Motilal Oswal's research report on Nestlé India
Nestle India (Nestle) reported a 4% YoY revenue growth (est. 5%) in 3QFY25. Domestic sales grew 3% YoY, hurt by a slowdown in urban consumption and higher commodity prices. Beverage, pet care, and KitKat delivered doubledigit growth, while Milkmaid, toddler range, Maggi noodles, and Masala-eMagic posted healthy growth. Part of the prepared dishes, milk products, and chocolates experienced weakness in 3Q. Export revenue rose 21% YoY. GM contracted 220bp YoY/20bp QoQ to 56.4% (est. 57.8%), leading to a flat GP YoY. RM inflation was high with coffee, cocoa, cereals, and grain prices remaining elevated. EBITDA margin contracted 110bp YoY to 23.4% (est. 24.1%).

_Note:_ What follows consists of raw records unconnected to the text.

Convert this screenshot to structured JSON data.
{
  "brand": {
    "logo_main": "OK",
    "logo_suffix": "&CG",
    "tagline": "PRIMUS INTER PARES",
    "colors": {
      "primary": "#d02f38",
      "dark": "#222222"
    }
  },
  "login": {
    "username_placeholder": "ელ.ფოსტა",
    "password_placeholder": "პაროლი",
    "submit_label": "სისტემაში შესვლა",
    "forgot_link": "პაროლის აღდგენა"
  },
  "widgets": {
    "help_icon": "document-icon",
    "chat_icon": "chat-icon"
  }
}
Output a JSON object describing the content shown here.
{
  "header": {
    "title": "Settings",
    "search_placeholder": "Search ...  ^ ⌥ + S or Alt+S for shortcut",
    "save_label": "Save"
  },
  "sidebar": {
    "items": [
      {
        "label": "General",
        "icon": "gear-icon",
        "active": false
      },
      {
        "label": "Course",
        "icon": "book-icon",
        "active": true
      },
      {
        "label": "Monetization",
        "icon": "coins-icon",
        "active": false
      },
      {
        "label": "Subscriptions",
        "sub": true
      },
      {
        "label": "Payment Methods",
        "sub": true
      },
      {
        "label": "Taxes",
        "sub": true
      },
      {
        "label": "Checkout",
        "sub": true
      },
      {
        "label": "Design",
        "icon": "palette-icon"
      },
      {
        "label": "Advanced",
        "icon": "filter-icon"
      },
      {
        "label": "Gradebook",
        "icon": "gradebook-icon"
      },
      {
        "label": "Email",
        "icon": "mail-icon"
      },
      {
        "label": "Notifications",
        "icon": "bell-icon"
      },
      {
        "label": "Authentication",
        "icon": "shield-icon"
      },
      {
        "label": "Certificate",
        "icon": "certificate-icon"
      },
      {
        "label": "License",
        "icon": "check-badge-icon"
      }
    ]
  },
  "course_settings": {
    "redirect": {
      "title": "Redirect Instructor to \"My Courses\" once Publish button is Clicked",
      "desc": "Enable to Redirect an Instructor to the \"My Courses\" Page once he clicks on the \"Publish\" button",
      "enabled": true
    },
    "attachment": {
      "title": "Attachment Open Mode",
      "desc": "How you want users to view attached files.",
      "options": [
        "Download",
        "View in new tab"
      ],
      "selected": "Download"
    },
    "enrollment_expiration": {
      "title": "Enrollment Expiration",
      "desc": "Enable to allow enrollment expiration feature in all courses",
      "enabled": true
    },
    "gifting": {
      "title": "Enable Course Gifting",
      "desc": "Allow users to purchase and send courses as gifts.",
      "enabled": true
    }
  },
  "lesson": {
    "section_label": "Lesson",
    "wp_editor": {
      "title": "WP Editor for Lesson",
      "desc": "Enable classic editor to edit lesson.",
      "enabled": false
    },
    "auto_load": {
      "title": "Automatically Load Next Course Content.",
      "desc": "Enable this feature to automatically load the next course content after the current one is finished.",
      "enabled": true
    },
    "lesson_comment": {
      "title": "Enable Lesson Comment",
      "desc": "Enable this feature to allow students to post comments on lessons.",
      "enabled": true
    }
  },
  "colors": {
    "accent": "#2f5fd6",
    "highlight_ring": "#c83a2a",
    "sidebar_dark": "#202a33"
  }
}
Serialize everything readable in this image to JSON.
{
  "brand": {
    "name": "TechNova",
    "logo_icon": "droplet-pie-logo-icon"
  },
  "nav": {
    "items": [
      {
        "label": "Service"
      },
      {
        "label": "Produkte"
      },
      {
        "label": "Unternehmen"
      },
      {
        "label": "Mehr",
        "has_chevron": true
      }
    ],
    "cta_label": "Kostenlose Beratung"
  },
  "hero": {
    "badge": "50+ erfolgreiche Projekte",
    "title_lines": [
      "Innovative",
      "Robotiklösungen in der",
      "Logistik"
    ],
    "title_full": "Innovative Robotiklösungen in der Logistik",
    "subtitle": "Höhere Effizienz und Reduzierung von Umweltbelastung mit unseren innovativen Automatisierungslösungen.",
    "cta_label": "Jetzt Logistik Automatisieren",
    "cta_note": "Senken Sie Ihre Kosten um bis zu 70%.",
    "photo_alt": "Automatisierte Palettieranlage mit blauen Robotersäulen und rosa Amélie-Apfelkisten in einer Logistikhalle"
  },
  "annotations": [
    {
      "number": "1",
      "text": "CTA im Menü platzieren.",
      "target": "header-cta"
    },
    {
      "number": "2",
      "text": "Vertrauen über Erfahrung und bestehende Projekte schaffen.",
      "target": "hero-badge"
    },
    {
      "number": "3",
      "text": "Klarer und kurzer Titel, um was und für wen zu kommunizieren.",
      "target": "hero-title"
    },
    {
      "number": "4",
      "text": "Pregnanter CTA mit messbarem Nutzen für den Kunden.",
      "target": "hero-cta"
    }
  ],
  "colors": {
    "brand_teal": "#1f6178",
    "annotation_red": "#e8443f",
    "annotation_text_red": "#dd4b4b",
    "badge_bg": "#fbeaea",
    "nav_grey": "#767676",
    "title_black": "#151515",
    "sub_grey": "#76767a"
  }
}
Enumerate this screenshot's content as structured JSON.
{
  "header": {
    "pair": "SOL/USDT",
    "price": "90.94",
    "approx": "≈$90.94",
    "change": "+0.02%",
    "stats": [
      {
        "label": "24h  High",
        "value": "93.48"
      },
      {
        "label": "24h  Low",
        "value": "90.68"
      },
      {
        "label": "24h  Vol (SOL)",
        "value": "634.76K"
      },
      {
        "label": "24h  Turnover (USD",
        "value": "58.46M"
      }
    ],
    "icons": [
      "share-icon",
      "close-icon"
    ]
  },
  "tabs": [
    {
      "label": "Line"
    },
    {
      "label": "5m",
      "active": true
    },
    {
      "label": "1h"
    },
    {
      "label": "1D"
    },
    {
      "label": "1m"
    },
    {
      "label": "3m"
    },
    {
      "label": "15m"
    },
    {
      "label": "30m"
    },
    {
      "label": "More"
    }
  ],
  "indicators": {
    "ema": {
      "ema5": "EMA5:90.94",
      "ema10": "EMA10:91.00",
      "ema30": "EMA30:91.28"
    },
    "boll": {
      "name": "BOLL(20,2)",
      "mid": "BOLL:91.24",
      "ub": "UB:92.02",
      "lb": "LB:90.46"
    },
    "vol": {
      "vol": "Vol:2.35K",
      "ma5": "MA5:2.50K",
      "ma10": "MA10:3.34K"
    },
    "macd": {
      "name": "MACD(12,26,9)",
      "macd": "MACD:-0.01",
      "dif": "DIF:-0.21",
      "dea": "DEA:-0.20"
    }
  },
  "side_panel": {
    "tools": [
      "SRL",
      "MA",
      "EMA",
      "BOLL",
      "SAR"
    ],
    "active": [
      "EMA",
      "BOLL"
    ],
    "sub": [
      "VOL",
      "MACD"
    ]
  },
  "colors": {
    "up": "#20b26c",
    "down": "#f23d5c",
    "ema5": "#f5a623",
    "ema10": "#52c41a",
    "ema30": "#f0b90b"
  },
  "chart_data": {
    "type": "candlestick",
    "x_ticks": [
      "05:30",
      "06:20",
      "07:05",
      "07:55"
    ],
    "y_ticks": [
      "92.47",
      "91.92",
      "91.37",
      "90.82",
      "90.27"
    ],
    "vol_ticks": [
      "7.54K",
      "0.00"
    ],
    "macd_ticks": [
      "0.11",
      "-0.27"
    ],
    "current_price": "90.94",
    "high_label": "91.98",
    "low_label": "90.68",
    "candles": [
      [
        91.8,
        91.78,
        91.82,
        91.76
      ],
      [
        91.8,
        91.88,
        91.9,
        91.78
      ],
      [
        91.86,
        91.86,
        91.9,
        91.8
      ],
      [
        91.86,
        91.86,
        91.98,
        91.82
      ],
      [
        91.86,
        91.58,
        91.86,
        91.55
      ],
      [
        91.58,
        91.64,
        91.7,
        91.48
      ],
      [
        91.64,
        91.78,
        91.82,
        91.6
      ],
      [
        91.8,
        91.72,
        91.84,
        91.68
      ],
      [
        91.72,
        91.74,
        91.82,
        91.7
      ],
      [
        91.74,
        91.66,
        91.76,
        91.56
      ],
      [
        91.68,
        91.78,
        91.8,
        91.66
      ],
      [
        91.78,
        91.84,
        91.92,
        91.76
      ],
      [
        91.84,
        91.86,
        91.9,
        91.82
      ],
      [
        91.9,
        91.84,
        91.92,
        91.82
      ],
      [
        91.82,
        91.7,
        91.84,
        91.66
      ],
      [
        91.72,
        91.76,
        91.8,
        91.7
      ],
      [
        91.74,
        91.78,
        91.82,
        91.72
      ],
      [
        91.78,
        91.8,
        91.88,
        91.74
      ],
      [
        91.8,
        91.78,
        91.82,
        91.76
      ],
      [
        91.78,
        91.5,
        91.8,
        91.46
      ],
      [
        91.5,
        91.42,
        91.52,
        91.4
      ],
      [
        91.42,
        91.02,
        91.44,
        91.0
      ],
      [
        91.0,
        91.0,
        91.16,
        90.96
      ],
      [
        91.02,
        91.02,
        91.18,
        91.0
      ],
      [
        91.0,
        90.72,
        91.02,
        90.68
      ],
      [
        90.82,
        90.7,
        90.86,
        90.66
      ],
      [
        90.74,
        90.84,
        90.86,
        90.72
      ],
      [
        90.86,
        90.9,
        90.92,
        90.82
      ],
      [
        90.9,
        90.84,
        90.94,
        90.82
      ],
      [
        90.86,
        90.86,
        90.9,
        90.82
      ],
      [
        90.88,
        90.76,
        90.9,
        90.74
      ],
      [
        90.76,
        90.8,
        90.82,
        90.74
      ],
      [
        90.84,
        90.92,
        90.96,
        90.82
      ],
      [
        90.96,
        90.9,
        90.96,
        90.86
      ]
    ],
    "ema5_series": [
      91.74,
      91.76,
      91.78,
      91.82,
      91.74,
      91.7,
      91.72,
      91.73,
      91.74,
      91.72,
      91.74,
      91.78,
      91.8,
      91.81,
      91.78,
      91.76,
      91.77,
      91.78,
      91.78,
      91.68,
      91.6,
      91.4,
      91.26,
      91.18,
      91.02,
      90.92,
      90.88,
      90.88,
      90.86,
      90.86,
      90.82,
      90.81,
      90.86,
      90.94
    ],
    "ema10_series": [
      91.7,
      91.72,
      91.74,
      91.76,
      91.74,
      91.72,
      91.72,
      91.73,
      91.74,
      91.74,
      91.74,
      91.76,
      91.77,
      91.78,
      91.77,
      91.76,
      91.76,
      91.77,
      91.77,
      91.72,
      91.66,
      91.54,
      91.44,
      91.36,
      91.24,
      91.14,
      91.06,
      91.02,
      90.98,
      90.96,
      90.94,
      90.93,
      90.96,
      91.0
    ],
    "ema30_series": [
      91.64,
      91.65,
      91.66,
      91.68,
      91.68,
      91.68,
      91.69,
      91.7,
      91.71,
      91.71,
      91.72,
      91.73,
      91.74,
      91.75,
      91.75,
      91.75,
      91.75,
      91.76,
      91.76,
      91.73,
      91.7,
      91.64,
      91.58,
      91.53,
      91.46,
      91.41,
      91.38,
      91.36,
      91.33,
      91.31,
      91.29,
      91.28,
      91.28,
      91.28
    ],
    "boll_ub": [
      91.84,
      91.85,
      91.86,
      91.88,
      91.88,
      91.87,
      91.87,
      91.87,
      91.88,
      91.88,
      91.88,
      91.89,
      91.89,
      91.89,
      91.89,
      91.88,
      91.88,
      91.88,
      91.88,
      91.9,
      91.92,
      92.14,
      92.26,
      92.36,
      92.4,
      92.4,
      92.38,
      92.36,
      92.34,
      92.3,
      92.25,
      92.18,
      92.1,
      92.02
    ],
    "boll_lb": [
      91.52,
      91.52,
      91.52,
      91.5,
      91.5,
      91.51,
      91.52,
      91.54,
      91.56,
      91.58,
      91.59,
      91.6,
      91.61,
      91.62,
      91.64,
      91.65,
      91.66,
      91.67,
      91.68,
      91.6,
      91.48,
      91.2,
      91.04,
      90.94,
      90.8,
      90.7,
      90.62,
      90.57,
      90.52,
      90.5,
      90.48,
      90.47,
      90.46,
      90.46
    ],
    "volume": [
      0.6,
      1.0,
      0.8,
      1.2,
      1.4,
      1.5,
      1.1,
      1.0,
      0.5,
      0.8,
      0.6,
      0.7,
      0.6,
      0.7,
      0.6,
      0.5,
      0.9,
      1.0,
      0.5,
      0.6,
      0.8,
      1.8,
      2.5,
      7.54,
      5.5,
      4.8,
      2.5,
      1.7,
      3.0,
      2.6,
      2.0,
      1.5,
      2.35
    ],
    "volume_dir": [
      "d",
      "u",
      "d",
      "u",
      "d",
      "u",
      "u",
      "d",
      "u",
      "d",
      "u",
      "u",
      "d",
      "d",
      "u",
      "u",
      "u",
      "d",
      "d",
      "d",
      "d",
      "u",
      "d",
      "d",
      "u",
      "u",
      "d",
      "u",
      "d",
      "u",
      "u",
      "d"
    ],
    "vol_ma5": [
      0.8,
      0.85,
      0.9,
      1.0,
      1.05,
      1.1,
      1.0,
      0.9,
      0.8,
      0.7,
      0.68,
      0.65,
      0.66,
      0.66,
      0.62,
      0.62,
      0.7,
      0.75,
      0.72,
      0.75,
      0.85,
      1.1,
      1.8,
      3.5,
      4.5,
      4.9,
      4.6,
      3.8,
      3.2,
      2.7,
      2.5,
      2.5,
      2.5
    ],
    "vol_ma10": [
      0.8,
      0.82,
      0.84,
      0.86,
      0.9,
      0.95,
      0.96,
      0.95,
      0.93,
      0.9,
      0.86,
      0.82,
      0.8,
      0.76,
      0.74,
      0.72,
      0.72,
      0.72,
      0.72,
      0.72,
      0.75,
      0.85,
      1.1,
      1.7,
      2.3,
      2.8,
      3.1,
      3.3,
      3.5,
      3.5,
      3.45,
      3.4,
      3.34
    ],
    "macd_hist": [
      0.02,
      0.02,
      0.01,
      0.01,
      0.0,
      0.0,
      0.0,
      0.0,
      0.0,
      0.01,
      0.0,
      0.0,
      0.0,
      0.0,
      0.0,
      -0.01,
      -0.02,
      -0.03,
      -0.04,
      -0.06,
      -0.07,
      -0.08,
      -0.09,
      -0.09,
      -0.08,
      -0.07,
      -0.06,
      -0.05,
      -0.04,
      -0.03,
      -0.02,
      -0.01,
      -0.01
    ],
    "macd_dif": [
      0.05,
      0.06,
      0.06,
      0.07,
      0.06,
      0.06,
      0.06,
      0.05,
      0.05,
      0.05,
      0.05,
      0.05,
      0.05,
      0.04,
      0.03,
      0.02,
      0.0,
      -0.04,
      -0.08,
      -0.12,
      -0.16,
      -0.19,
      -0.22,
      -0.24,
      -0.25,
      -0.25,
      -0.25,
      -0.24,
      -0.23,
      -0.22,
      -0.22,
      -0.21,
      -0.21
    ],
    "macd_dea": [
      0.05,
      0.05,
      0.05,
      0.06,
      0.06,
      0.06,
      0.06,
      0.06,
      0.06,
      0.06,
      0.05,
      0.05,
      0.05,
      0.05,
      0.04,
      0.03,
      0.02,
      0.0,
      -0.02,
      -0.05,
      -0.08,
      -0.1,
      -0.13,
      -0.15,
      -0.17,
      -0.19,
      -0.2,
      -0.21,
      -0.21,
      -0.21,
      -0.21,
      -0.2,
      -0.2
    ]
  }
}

We model an EBITDA margin of 23.6% for FY25 and 24.2% for FY26. Nestle has been a revenue growth outperformer over the past three years (largely due to price hikes), but growth has slowed in the last three quarters. Moderating urban consumption and high food inflation pose risks to near-term recovery.
Outlook
The stock is trading at 63x/56x FY26/FY27 EPS. Given its expensive valuation, we reiterate our Neutral rating with a TP of INR2,400 (based on 60x P/E Dec'26E).